North of Sixty: Surviving CanLit

Canadian Literature celebrates its sixtieth anniversary in 2019—at a time when the broader world of Canadian literature has been in nothing resembling a festive mood. When the journal’s first issue was published in 1959, it would have been difficult to envision that, sixty years later, the critical conversation would be epitomized by phrases such as Resisting Canada (see Matuk) and CanLit in Ruins (see McGregor, Rak, and Wunker). Yet here we are.

At the Congress of the Humanities and Social Sciences at UBC in June, the journal hosted a panel discussion with ACCUTE—“CanLit and Canadian Literature”—intended to explore the place of institutions in a field that has been profoundly affected in recent years by acrimonious and polarizing public controversies; engaged in uneasy reckonings with its own limitations, oversights, and injustices; and riven by doubt and conflict. Panellists were asked to consider Canadian literature and literary studies by taking up such questions as: What are the necessary scholarly and public conversations today? What discourses of critique will lead to productive inquiry? How do journals and other institutions shape the field? And how can a more expansive and inclusive Canadian literature be imagined? The essays in this special forum emerge from the panel at Congress. They emphasize the importance of accountability and self-awareness for scholars and teachers of Canadian literature, and are evidence of the complexity of relationships between those individual practitioners and the institutions that influence and even sustain them.

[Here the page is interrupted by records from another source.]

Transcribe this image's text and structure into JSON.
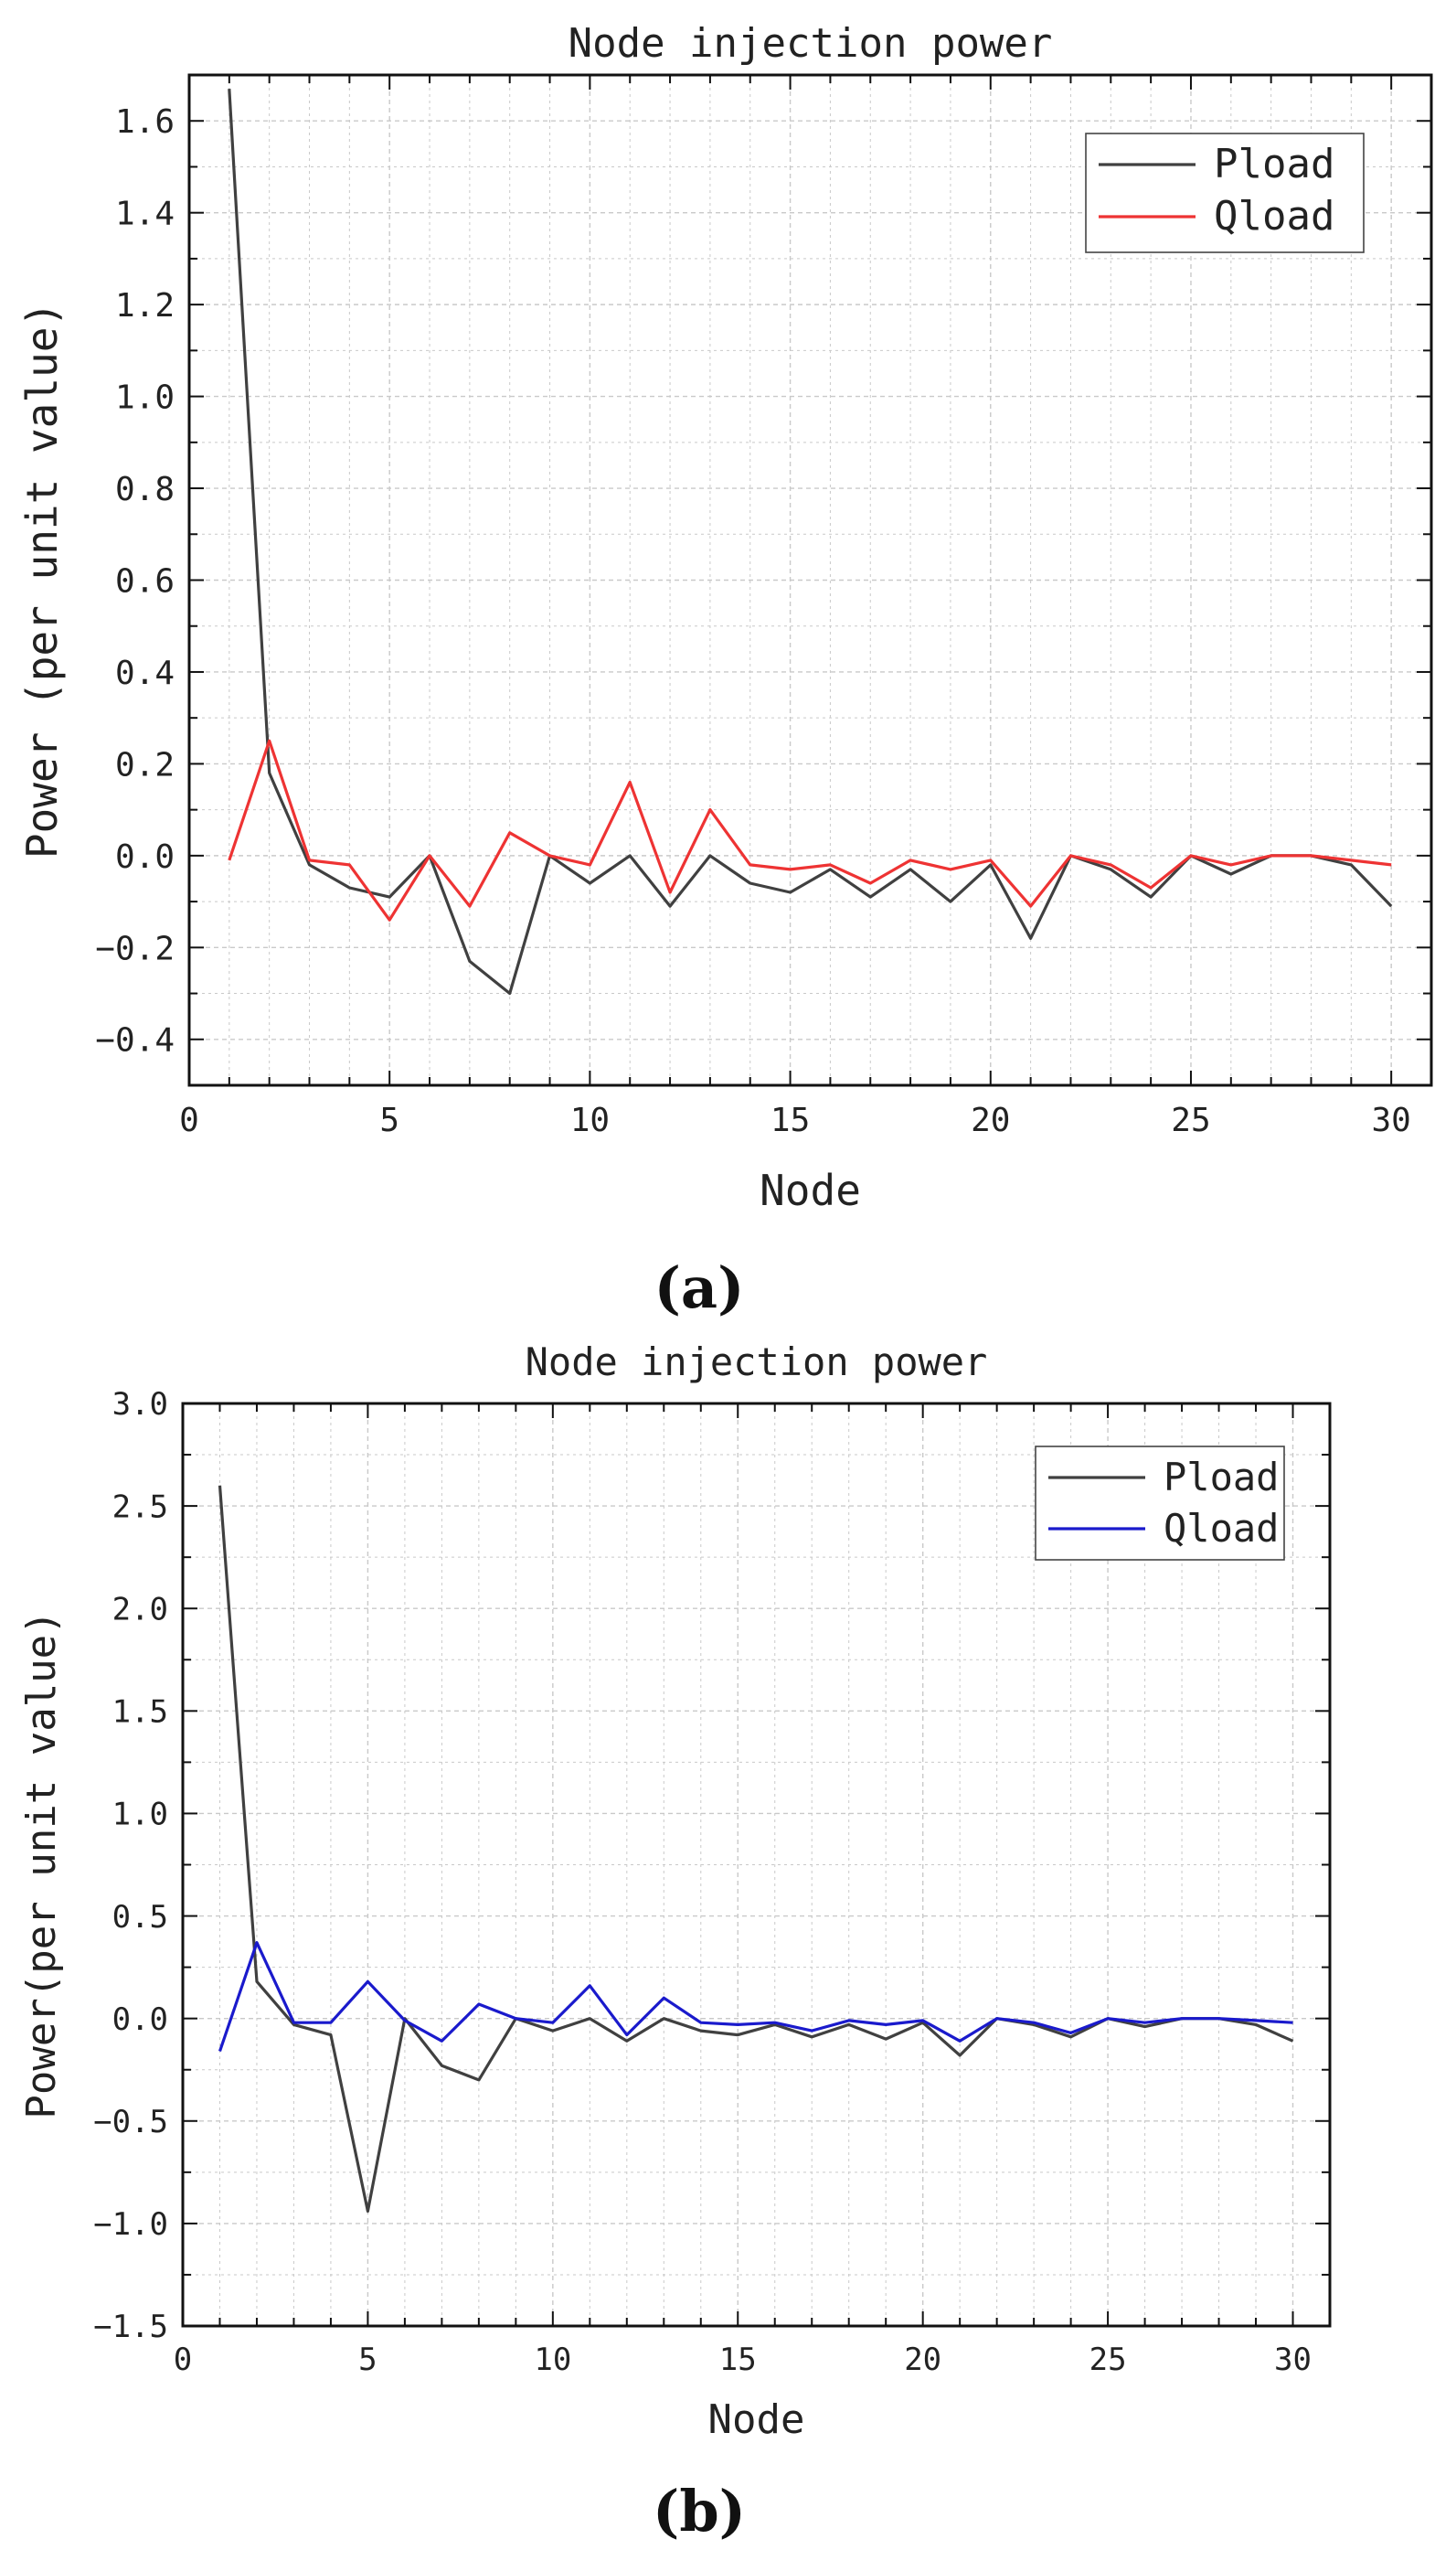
{
  "chart_data": [
    {
      "type": "line",
      "panel_label": "(a)",
      "title": "Node injection power",
      "xlabel": "Node",
      "ylabel": "Power (per unit value)",
      "xlim": [
        0,
        31
      ],
      "ylim": [
        -0.5,
        1.7
      ],
      "xticks": [
        0,
        5,
        10,
        15,
        20,
        25,
        30
      ],
      "xtick_labels": [
        "0",
        "5",
        "10",
        "15",
        "20",
        "25",
        "30"
      ],
      "yticks": [
        -0.4,
        -0.2,
        0.0,
        0.2,
        0.4,
        0.6,
        0.8,
        1.0,
        1.2,
        1.4,
        1.6
      ],
      "ytick_labels": [
        "−0.4",
        "−0.2",
        "0.0",
        "0.2",
        "0.4",
        "0.6",
        "0.8",
        "1.0",
        "1.2",
        "1.4",
        "1.6"
      ],
      "grid": true,
      "legend_position": "top-right",
      "x": [
        1,
        2,
        3,
        4,
        5,
        6,
        7,
        8,
        9,
        10,
        11,
        12,
        13,
        14,
        15,
        16,
        17,
        18,
        19,
        20,
        21,
        22,
        23,
        24,
        25,
        26,
        27,
        28,
        29,
        30
      ],
      "series": [
        {
          "name": "Pload",
          "color": "#404040",
          "values": [
            1.67,
            0.18,
            -0.02,
            -0.07,
            -0.09,
            0.0,
            -0.23,
            -0.3,
            0.0,
            -0.06,
            0.0,
            -0.11,
            0.0,
            -0.06,
            -0.08,
            -0.03,
            -0.09,
            -0.03,
            -0.1,
            -0.02,
            -0.18,
            0.0,
            -0.03,
            -0.09,
            0.0,
            -0.04,
            0.0,
            0.0,
            -0.02,
            -0.11
          ]
        },
        {
          "name": "Qload",
          "color": "#ee3333",
          "values": [
            -0.01,
            0.25,
            -0.01,
            -0.02,
            -0.14,
            0.0,
            -0.11,
            0.05,
            0.0,
            -0.02,
            0.16,
            -0.08,
            0.1,
            -0.02,
            -0.03,
            -0.02,
            -0.06,
            -0.01,
            -0.03,
            -0.01,
            -0.11,
            0.0,
            -0.02,
            -0.07,
            0.0,
            -0.02,
            0.0,
            0.0,
            -0.01,
            -0.02
          ]
        }
      ]
    },
    {
      "type": "line",
      "panel_label": "(b)",
      "title": "Node injection power",
      "xlabel": "Node",
      "ylabel": "Power(per unit value)",
      "xlim": [
        0,
        31
      ],
      "ylim": [
        -1.5,
        3.0
      ],
      "xticks": [
        0,
        5,
        10,
        15,
        20,
        25,
        30
      ],
      "xtick_labels": [
        "0",
        "5",
        "10",
        "15",
        "20",
        "25",
        "30"
      ],
      "yticks": [
        -1.5,
        -1.0,
        -0.5,
        0.0,
        0.5,
        1.0,
        1.5,
        2.0,
        2.5,
        3.0
      ],
      "ytick_labels": [
        "−1.5",
        "−1.0",
        "−0.5",
        "0.0",
        "0.5",
        "1.0",
        "1.5",
        "2.0",
        "2.5",
        "3.0"
      ],
      "grid": true,
      "legend_position": "top-right",
      "x": [
        1,
        2,
        3,
        4,
        5,
        6,
        7,
        8,
        9,
        10,
        11,
        12,
        13,
        14,
        15,
        16,
        17,
        18,
        19,
        20,
        21,
        22,
        23,
        24,
        25,
        26,
        27,
        28,
        29,
        30
      ],
      "series": [
        {
          "name": "Pload",
          "color": "#404040",
          "values": [
            2.6,
            0.18,
            -0.03,
            -0.08,
            -0.94,
            0.0,
            -0.23,
            -0.3,
            0.0,
            -0.06,
            0.0,
            -0.11,
            0.0,
            -0.06,
            -0.08,
            -0.03,
            -0.09,
            -0.03,
            -0.1,
            -0.02,
            -0.18,
            0.0,
            -0.03,
            -0.09,
            0.0,
            -0.04,
            0.0,
            0.0,
            -0.03,
            -0.11
          ]
        },
        {
          "name": "Qload",
          "color": "#1a1acc",
          "values": [
            -0.16,
            0.37,
            -0.02,
            -0.02,
            0.18,
            -0.01,
            -0.11,
            0.07,
            0.0,
            -0.02,
            0.16,
            -0.08,
            0.1,
            -0.02,
            -0.03,
            -0.02,
            -0.06,
            -0.01,
            -0.03,
            -0.01,
            -0.11,
            0.0,
            -0.02,
            -0.07,
            0.0,
            -0.02,
            0.0,
            0.0,
            -0.01,
            -0.02
          ]
        }
      ]
    }
  ]
}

When Canadian Literature turned fifty in 2009, a group of critics was invited to reflect on significant issues; their statements, as Laura Moss wrote in her Introduction to the “Interventions” section of issue no. 204, “mark[ed] the past fifty years while thinking forward to challenges in the field in the future” (103). The following essays suggest that the future of Canadian literary studies is now less certain, or at least less clear, than a decade ago. Lily Cho and Carrie Dawson look back at the fiftieth anniversary to show how much has changed in ten years, while Gillian Roberts writes about the difficulty and ambivalence inherent in teaching Canadian literature today—in her particular case, in the United Kingdom in the era of Brexit. At fifty, a future was presumed, and could be multiply conceived. At sixty, that very future is an open question. Karina Vernon proposes that one way forward is “to remember the genealogies of struggle developed within Canadian literature as critical discourse”—to rethink, in other words, the history of the field itself.

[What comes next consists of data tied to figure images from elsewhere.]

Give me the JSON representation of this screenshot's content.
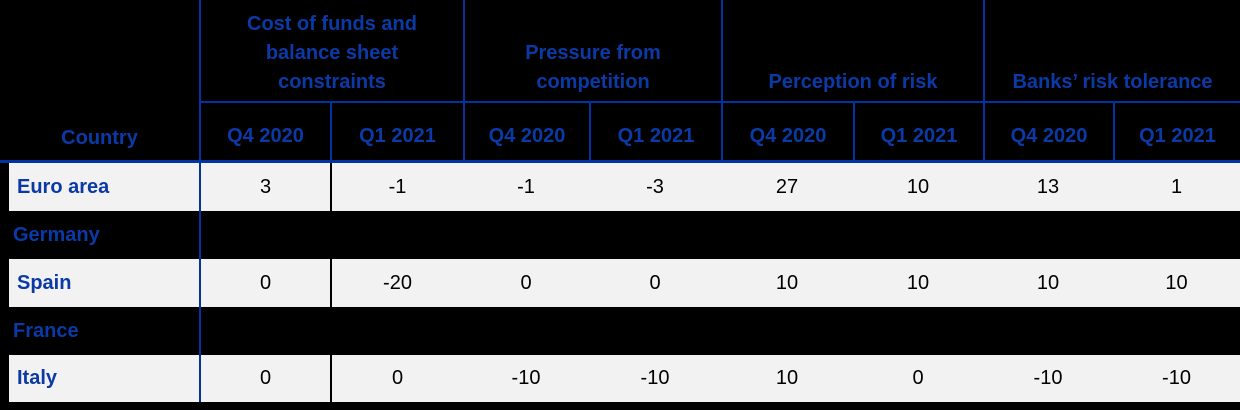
{
  "table": {
    "corner_label": "Country",
    "groups": [
      {
        "label": "Cost of funds and balance sheet constraints"
      },
      {
        "label": "Pressure from competition"
      },
      {
        "label": "Perception of risk"
      },
      {
        "label": "Banks’ risk tolerance"
      }
    ],
    "period_columns": [
      "Q4 2020",
      "Q1 2021",
      "Q4 2020",
      "Q1 2021",
      "Q4 2020",
      "Q1 2021",
      "Q4 2020",
      "Q1 2021"
    ],
    "rows": [
      {
        "country": "Euro area",
        "values": [
          "3",
          "-1",
          "-1",
          "-3",
          "27",
          "10",
          "13",
          "1"
        ]
      },
      {
        "country": "Germany",
        "values": [
          "",
          "",
          "",
          "",
          "",
          "",
          "",
          ""
        ]
      },
      {
        "country": "Spain",
        "values": [
          "0",
          "-20",
          "0",
          "0",
          "10",
          "10",
          "10",
          "10"
        ]
      },
      {
        "country": "France",
        "values": [
          "",
          "",
          "",
          "",
          "",
          "",
          "",
          ""
        ]
      },
      {
        "country": "Italy",
        "values": [
          "0",
          "0",
          "-10",
          "-10",
          "10",
          "0",
          "-10",
          "-10"
        ]
      }
    ]
  },
  "chart_data": {
    "type": "table",
    "row_header": "Country",
    "column_groups": [
      {
        "label": "Cost of funds and balance sheet constraints",
        "columns": [
          "Q4 2020",
          "Q1 2021"
        ]
      },
      {
        "label": "Pressure from competition",
        "columns": [
          "Q4 2020",
          "Q1 2021"
        ]
      },
      {
        "label": "Perception of risk",
        "columns": [
          "Q4 2020",
          "Q1 2021"
        ]
      },
      {
        "label": "Banks’ risk tolerance",
        "columns": [
          "Q4 2020",
          "Q1 2021"
        ]
      }
    ],
    "rows": [
      {
        "country": "Euro area",
        "values": [
          3,
          -1,
          -1,
          -3,
          27,
          10,
          13,
          1
        ]
      },
      {
        "country": "Germany",
        "values": [
          null,
          null,
          null,
          null,
          null,
          null,
          null,
          null
        ]
      },
      {
        "country": "Spain",
        "values": [
          0,
          -20,
          0,
          0,
          10,
          10,
          10,
          10
        ]
      },
      {
        "country": "France",
        "values": [
          null,
          null,
          null,
          null,
          null,
          null,
          null,
          null
        ]
      },
      {
        "country": "Italy",
        "values": [
          0,
          0,
          -10,
          -10,
          10,
          0,
          -10,
          -10
        ]
      }
    ],
    "layout_hints": {
      "empty_rows_rendered_black": [
        "Germany",
        "France"
      ],
      "filled_row_background": "#F2F2F2"
    }
  },
  "colors": {
    "background": "#000000",
    "header_text_blue": "#0B3AA6",
    "grid_line_blue": "#0233A0",
    "row_fill_gray": "#F2F2F2",
    "value_text": "#000000"
  }
}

The anniversary of Canadian Literature is a time of reflection, but the sober conversations taking place here, as in other venues, hold the promise of genuine transformation of the ways in which we teach and write about literature in Canada—and of renewed engagement with the reasons for doing so. Journals, presses, courses, and even disciplinary formations come and go, but the impulses that underlie literary studies exceed any single institution, no matter how venerable. Together, we are in the business of reading and writing, of listening and responding, with care, precision, and creativity. In a time of social and political disharmony—and, I would add, environmental calamity—language and imagination, and the uses to which they are put, demand our attention and commitment. Whoever we are, our survival depends on it.

Works Cited

“Interventions.” 50th Anniversary Interventions, special issue of Canadian Literature, no. 204, 2010, pp. 103-62.

Matuk, Nyla, editor. Resisting Canada: An Anthology of Poetry. Signal, 2019.

McGregor, Hannah, Julie Rak, and Erin Wunker, editors. Refuse: CanLit in Ruins. Book*hug, 2018.

Moss, Laura. “Introduction: Generous and Grounded Connections.” 50th Anniversary Interventions, special issue of Canadian Literature, no. 204, 2010, pp. 103-08.